Regardless of the data source being queried, each child class needs the
ability to save the information it gathers to a central database. The
GeoDigger class provides this functionality with its save()
method.
This method takes a unique user identifier, a time stamp (assumed to be
the time a specific data point was created by the user), and an ordered
list in [longitude, latitude]
format that tells the position from
which the data point originated. It then inserts this information into
the database as a MongoDB "document" in the correct format, along with
the "namespace" variable defined by the child class. The fact that this
method is included in the parent class means that children need to know
absolutely nothing about the database.
When collecting data, it is important to ensure that each user can be
uniquely identified and tied to his or her own data points. However, as
is often the case in human mobility research, user privacy is a concern
here. Since GeoDigger pulls from public social networking APIs, it might
be acceptable to simply assume that privacy is not an issue for these
users, who have chosen to opt in to publicly share their geolocation
information. This said, an effort was still made to protect the privacy
of these users. Each unique user identifier passed into the
anonymizeUser()
method of the GeoDigger class is combined with the
namespace of the child class and passed through a one-way hashing
algorithm, SHA512. This provides us with a suitably unique identifier to
associate with data points, while abstracting from the original ID.

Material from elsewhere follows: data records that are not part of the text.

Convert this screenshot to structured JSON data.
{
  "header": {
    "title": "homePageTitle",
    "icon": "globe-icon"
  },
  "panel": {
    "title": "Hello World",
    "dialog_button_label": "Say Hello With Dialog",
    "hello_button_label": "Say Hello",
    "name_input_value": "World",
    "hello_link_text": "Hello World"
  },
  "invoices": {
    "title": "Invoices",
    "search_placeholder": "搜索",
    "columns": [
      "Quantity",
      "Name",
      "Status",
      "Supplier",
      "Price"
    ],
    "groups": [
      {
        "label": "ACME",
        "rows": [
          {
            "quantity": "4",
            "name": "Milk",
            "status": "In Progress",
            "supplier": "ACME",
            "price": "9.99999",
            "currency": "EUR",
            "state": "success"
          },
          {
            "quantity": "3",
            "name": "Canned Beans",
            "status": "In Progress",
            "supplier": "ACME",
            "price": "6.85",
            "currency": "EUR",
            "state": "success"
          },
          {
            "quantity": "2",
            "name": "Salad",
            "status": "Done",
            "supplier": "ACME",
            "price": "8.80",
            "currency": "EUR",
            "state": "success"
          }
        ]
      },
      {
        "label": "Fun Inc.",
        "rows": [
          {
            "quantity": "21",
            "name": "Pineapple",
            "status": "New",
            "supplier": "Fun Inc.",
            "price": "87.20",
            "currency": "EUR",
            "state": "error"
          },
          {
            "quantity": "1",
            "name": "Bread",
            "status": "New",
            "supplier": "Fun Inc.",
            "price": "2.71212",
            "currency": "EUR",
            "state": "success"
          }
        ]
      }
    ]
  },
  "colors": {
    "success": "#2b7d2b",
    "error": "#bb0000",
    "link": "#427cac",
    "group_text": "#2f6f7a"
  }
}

The final function of the GeoDigger class is to provide logging
functionality. Knowing how many data points from an API have been
dropped due to slow network speeds, when an API connection was created,
dropped (perhaps due to network errors), or resumed might be extremely
important information. Assume for simplicity that a researcher is
attempting to analyze data obtained over a single week. If an API
connection was established on Monday of that week and continued until
Wednesday, when a network disruption caused the connection to be lost
for several hours, and finally resumed on Thursday and continued without
interruption until the end of the week, a sizeable amount of data might
have been collected. Without a log, the researcher might assume data was
being collected during the entire week, and any analysis performed would
be skewed due to the missing data. The GeoDigger log accounts for this
problem by allowing child classes to write date and time stamped messages
to a central log file whenever something of importance occurs in the
process of reading from the API. Time stamps are added automatically, so
child classes only need to call the logging method as log("message")
.
Users interested in collecting their own data with GeoDigger will first have to register for whatever social network services they want to use and collect the necessary authentication information.
...
GeoDigger was designed with extensibility in mind. A single parent class
takes care of interfacing with the database server and sanitizing unique
user IDs. Specialized child classes such as TwitterDigger take care of
reading from a single API, using the save()
method from the GeoDigger
parent class to store information to a local database, and the log()
method to provide time stamps for connection attempts, errors, and other
information that might be of use.
Adding support for additional social network service APIs is straightforward - just take a look at TwitterDigger.py for example code.